Supercomputer Center Begins Data Mining Boot Camps

Business leaders and academic professionals will have the opportunity to train in evaluating data and models.

UCSD’s San Diego Supercomputer Center is developing the 2014 series of “Data Mining Boot Camps” to help business professionals and academic research scientists gain a clear understanding of translating data and learning how to design, build, verify and evaluate models.

SDSC’s Predictive Analytics Center of Excellence developed two-day sessions to provide training and tools to non-computer science professionals. With the program, they can detect patterns and relationships. This program was initially launched in October 2012, and it aids organizations by improving analytical skills to transform people into talented data scientists while preparing managers and analysts to perform deep examinations of large and various data sets.
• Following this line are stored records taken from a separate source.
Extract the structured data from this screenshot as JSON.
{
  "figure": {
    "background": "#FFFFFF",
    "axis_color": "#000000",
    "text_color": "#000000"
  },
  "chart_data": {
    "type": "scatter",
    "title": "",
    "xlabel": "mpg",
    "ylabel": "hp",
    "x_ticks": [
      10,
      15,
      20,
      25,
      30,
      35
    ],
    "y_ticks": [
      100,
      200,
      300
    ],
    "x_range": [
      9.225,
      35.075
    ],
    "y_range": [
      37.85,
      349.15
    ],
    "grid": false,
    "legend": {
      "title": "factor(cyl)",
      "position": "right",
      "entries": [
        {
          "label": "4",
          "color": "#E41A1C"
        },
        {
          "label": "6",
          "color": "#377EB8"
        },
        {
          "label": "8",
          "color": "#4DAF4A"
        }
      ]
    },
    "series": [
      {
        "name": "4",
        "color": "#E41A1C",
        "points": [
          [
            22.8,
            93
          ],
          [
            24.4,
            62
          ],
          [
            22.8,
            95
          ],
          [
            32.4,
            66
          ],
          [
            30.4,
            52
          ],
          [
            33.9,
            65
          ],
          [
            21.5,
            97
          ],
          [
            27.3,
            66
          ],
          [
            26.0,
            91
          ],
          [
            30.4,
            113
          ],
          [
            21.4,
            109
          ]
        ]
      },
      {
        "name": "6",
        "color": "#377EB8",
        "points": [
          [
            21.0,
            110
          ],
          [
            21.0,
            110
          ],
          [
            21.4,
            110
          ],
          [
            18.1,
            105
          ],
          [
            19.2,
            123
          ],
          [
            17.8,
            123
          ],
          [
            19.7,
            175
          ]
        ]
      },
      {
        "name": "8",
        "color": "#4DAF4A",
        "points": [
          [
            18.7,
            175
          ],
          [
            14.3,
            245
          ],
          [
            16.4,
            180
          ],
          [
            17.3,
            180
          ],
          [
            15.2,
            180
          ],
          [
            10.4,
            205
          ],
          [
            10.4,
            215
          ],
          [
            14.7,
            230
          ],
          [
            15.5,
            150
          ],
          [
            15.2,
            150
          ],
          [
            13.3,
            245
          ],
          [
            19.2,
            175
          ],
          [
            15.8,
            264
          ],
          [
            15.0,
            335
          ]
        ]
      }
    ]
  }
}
“Conventional statistical analysis and business intelligence software, although useful, are not designed to capture, curate, manage and process large quantities of data generated by most enterprises,” PACE director Natasha Balac said to UCSD News. Data Mining Boot Camps thus provides a way for professionals to learn better tools to make sense of this deluge of information.

Our society creates 2.5 quintillion bytes of data daily, and researchers must make sense of all this information — leading to a rise in demand for data scientists. The boot camp sessions have attracted a wide variety of industry participants and business sectors such as food services and the gaming industry.
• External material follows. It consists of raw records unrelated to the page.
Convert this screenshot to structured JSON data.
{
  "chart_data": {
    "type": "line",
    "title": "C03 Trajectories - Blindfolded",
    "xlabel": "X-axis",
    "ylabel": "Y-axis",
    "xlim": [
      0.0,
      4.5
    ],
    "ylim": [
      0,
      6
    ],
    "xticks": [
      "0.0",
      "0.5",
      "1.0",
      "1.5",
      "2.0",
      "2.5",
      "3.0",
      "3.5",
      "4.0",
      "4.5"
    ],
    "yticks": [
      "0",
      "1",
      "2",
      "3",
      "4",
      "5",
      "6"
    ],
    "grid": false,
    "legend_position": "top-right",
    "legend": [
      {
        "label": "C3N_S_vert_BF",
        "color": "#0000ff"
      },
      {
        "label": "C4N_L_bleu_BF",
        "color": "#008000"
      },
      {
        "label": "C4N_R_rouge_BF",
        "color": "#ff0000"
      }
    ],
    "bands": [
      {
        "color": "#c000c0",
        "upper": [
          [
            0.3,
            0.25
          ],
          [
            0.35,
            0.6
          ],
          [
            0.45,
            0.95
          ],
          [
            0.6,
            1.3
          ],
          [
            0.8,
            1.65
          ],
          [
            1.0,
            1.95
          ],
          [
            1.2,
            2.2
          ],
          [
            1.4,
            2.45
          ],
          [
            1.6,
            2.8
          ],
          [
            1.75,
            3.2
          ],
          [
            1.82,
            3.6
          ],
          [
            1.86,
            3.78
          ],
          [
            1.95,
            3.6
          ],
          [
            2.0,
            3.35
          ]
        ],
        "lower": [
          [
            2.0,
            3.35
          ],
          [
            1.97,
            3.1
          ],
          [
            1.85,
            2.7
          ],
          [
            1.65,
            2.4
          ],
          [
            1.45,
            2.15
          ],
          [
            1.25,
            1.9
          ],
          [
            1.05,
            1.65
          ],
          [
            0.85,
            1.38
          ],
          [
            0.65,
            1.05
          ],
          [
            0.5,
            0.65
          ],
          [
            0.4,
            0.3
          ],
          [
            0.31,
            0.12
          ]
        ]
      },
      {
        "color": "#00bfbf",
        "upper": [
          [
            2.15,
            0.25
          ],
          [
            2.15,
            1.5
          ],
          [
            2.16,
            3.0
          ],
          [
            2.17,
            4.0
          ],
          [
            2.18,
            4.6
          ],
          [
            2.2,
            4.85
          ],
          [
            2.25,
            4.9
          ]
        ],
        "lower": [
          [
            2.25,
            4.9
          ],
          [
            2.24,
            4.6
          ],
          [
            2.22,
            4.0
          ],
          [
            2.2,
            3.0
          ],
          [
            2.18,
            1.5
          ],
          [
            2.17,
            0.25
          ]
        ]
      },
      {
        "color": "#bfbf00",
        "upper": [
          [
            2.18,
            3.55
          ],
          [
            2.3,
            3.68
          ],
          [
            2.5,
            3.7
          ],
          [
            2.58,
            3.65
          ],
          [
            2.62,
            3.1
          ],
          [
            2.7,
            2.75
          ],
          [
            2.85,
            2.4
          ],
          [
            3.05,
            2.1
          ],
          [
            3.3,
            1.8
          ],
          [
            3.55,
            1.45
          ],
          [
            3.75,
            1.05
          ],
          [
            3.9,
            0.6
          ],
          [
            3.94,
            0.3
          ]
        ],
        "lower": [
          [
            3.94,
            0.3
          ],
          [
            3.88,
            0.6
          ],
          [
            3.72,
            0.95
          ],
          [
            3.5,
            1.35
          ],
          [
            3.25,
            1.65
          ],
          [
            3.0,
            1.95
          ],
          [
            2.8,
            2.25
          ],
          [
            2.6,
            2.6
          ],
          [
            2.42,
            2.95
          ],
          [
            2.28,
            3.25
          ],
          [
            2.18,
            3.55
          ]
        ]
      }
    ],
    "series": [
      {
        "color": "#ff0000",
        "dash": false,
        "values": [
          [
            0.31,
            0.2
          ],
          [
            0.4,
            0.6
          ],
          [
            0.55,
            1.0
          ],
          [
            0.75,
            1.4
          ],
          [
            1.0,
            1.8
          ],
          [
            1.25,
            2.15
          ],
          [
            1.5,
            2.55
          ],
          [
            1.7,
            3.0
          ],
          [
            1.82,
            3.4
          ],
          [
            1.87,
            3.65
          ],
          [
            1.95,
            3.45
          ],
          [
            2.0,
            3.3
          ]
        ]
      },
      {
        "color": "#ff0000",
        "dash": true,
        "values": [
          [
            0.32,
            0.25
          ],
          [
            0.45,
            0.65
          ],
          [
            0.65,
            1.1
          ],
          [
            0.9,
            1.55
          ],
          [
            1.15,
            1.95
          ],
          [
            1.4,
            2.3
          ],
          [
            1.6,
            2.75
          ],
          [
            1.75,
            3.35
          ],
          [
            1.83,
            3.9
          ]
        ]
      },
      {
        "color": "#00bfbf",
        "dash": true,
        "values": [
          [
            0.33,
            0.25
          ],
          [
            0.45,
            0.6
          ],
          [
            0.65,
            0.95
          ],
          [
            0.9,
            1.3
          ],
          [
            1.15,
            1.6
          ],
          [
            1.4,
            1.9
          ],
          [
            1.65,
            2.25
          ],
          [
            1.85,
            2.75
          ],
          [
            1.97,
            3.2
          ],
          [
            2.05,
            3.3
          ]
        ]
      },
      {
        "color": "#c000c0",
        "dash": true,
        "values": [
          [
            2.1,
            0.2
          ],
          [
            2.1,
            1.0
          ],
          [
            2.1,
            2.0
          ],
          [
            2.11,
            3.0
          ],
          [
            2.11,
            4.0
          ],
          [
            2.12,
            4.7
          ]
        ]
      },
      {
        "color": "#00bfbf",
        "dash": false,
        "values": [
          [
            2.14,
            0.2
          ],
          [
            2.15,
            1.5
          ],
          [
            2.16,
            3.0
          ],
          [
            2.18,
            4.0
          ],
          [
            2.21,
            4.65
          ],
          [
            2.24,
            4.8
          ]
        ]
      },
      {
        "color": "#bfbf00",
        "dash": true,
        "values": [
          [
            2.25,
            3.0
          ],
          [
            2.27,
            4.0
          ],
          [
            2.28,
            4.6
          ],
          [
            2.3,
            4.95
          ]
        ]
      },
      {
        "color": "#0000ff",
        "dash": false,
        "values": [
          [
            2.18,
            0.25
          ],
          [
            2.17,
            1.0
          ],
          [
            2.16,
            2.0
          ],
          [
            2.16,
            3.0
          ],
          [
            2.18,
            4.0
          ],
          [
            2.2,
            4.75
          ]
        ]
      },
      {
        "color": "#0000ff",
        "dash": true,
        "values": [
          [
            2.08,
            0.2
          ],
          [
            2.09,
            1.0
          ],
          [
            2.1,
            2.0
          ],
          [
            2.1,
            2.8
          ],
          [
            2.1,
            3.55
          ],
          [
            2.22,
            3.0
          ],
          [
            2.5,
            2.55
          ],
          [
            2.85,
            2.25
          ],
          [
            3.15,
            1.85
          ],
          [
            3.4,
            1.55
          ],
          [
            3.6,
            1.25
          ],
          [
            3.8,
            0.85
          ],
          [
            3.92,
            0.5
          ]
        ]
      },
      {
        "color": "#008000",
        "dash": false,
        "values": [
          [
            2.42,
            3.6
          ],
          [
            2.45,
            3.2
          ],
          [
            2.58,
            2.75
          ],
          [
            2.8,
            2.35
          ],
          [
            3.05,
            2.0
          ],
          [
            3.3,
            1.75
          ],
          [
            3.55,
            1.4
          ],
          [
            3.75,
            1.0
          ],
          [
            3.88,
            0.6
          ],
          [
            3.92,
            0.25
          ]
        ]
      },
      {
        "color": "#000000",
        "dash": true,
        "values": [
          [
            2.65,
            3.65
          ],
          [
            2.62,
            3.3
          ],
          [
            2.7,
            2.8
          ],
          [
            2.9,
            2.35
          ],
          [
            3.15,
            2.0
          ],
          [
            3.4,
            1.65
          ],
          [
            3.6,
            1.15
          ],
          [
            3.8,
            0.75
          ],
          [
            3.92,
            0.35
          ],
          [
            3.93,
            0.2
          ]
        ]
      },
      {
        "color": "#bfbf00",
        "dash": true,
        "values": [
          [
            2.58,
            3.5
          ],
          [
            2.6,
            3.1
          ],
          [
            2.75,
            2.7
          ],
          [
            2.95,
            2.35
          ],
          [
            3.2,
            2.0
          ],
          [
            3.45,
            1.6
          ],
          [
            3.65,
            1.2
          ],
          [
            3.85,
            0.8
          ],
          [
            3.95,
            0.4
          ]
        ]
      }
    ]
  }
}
“Data mining and predictive modeling, now commonly referred to as data science, are capable of automatic extraction of meaningful value hidden in this data, enabling discovery of new insights and providing a competitive edge,” Balac said. Managers and analysts will be equipped with the necessary tools to process the vast volumes of data.

The PACE boot camps expanded from the data mining certificate course offered through UCSD Extension. They cover basic data mining, data analysis, pattern recognition concepts and predictive modeling algorithms. These camps allow participants to shape the analyses for their own data.

Boot camp participants will also be able to use SDSC’s Gordon, a supercomputer with 300 terabytes of flash memory. The camps will allow participants to apply data mining algorithms to actual data, allowing for hands-on training. In addition, the classroom allows the instructors to work with students in a one-on-one setting.

“Gathering data is easy. In fact, it’s so easy it’s exceeding our capacity to validate, analyze, visualize, store and curate,” SDSC director Mike Norman said on the PACE website. “And many of our critical scientific problems can be solved by harnessing this data.” With the methods of analyzing data through PACE boot camps, non-computer science professionals can process and understand the massive volumes of data generated on a daily basis.